More than ever, the government runs on software. Indeed, reliance on software applications has increased rapidly in recent years – and will continue to grow. IT modernization enables agencies to deliver services in ways that are faster, more accurate, and more efficient.
Yet digital government faces challenges, especially in the field of cybersecurity. Securing government software and software supply chains has proven to be a major challenge for government agencies. Sometimes the response to that challenge has yielded mediocre results. Compared to other industries, the public sector has the highest percentage of applications with security flaws (82%), according to Veracode’s State of Software Security: Public Sector report.
Maintaining a secure domain in the rapidly changing cyber environment requires strengthening software security, starting in the earliest stages of the software development lifecycle, an approach known as ‘shifting left’.
Traditional application development practices rarely emphasized security. Developers treated it as an improvement, something applied at the end of the development process, an afterthought. Adopting a new mindset and addressing security vulnerabilities earlier in the software lifecycle is known as ‘shifting left’.
In addition, comprehensive security requires a zero trust approach to networks, including code in the software supply chain. Applying zero trust principles to the software supply chain assumes that all software – whether commercial, third-party or open source – is guilty until proven innocent.
To amplify and promote the benefits of this shift, the National Institute of Standards and Technology released guidelines earlier this year to help agencies achieve application-level security.
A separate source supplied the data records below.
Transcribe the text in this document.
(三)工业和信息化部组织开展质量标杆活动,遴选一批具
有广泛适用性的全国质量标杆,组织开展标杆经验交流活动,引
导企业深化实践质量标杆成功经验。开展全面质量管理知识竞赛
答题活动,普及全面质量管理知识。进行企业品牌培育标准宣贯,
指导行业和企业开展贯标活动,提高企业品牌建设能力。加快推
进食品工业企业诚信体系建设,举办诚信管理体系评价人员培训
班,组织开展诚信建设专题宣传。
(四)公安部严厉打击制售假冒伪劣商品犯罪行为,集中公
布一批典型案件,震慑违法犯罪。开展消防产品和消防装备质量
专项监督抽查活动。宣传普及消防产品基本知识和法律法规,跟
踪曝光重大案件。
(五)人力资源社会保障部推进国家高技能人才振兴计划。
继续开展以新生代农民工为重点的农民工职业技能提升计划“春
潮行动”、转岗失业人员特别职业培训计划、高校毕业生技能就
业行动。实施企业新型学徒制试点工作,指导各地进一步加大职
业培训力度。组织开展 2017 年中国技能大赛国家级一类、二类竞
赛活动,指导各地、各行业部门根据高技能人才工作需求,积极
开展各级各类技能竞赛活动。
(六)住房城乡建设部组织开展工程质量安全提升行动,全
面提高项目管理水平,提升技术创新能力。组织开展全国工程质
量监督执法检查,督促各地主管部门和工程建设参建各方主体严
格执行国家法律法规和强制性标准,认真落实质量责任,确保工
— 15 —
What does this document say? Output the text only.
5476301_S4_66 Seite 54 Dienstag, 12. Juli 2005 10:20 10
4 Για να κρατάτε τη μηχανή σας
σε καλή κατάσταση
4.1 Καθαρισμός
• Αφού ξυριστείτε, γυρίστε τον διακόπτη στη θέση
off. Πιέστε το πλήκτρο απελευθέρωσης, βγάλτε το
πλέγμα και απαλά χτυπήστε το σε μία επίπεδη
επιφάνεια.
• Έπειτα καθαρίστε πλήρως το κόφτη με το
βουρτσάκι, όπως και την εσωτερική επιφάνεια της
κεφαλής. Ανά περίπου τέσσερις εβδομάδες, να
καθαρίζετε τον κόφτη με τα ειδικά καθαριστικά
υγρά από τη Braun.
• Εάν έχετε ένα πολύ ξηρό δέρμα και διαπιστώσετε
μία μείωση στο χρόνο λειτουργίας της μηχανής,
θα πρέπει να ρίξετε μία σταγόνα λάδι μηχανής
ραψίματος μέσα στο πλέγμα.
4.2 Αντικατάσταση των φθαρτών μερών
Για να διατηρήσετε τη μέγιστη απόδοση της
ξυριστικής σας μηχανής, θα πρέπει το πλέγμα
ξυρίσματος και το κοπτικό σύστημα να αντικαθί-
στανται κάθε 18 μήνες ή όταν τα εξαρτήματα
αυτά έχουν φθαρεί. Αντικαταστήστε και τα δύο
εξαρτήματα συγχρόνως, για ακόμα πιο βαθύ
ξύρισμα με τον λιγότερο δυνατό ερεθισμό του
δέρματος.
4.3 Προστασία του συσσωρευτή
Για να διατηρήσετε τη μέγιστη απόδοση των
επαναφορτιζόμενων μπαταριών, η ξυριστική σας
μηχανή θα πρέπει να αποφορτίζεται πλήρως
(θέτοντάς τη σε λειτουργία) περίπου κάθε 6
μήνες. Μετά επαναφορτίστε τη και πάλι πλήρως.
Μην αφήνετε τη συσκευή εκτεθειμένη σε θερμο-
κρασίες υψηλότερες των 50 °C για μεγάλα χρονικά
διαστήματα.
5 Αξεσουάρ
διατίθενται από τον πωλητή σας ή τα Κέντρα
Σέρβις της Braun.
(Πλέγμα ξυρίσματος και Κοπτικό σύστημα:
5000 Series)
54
The Software Supply Chain Security Guidance Under Executive Order (EO) 14028 Section 4e defines guidelines for federal agency personnel with software procurement responsibilities (e.g., acquisition and procurement officers, technology professionals, etc.). These guidelines teach federal employees how to access vendor information necessary to assess the secure software development practices of software manufacturers.
Today’s software development involves merging hundreds or thousands of open source applications. Developers don’t write code as much as they put it together. To develop secure software, you must know the origin of open source code and test it for vulnerabilities at every stage of the development process. In its guidelines for strengthening software supply chain security, NIST recommends developers use a common language around security requirements, agree on developers’ processes and procedures, and provide a broader view of how secure software development is conducted, among other recommendations.
It’s just the beginning
NIST’s guidelines are a beginning, not a destination. In some cases, proposed minimum recommendations will be insufficient. Nor do the guidelines replace the stricter requirements that already apply to securing software development.
The full implementation of cybersecurity safeguards – from a trustless architecture to secure software supply chains – will take years. In reality, agencies will never overcome cyber threats that mutate alongside changing cyber environments. Government agencies today can nevertheless take steps to strengthen cybersecurity and promote the advancement of key security initiatives, such as zero trust.
Software developers in the workforce often lack training in developing secure applications. For many of them, the early years of their careers coincided with an era when software security was an afterthought, if at all. Even today, computer science programs at many colleges and universities provide little or no training in secure software development. To close the skills gap, agencies should consider developing in-house programs to promote cybersecurity.
For years, software developers have prioritized product functionality and short build times over software security. Developers often added security features to software after construction was completed, putting up a layer of security much like a homebuilder wraps a Tyvek sheath on a house after it has been framed. Changing the culture to increase safety is paramount. Agencies will know that they have managed to “slide to the left” when developers bring up security issues at the beginning of software development.
The NIST guidelines promote conformity and predictability in software development and auditing processes and procedures. Agencies can use the guidelines as a basis for broadly renewing the way they secure software throughout its lifecycle. Secure software development practices should be integrated throughout the software lifecycle to mitigate vulnerabilities in released software and minimize the exploitation of undetected or unaddressed vulnerabilities. This addresses the root causes of vulnerabilities.
“Shifting left” allows developers to more thoroughly examine open source code used in applications and to adapt security vulnerabilities at a relatively simple stage of the process. Using these and other security measures at the beginning of the software development lifecycle reduces the risk of vulnerabilities creeping into the deployed software.
Inadequate software testing is the most avoidable cause of application layer software security vulnerabilities. It is also widespread. Scanning applications throughout the software lifecycle — from concept development to deployment and through to decommissioning — eliminates most vulnerabilities that lead to security breaches and catastrophic events, including data loss, ransomware attacks, and infrastructure destruction. Acquiring and using tools designed to identify vulnerabilities that need fixing is a proven way to mitigate risk.
Agencies need robust capabilities
A single platform helps developers test software throughout the development lifecycle and offers numerous benefits, not least the ability to view comprehensive test results without access to multiple dashboards. A robust platform provides tools to perform static application security testing, dynamic application security testing, software composition analysis, manual penetration testing, and others.
Act now to nip cybersecurity vulnerabilities in the bud; when it comes to cybersecurity, all software is guilty until proven innocent.
Chris Wysopal is the founder and chief technology officer of Veracode.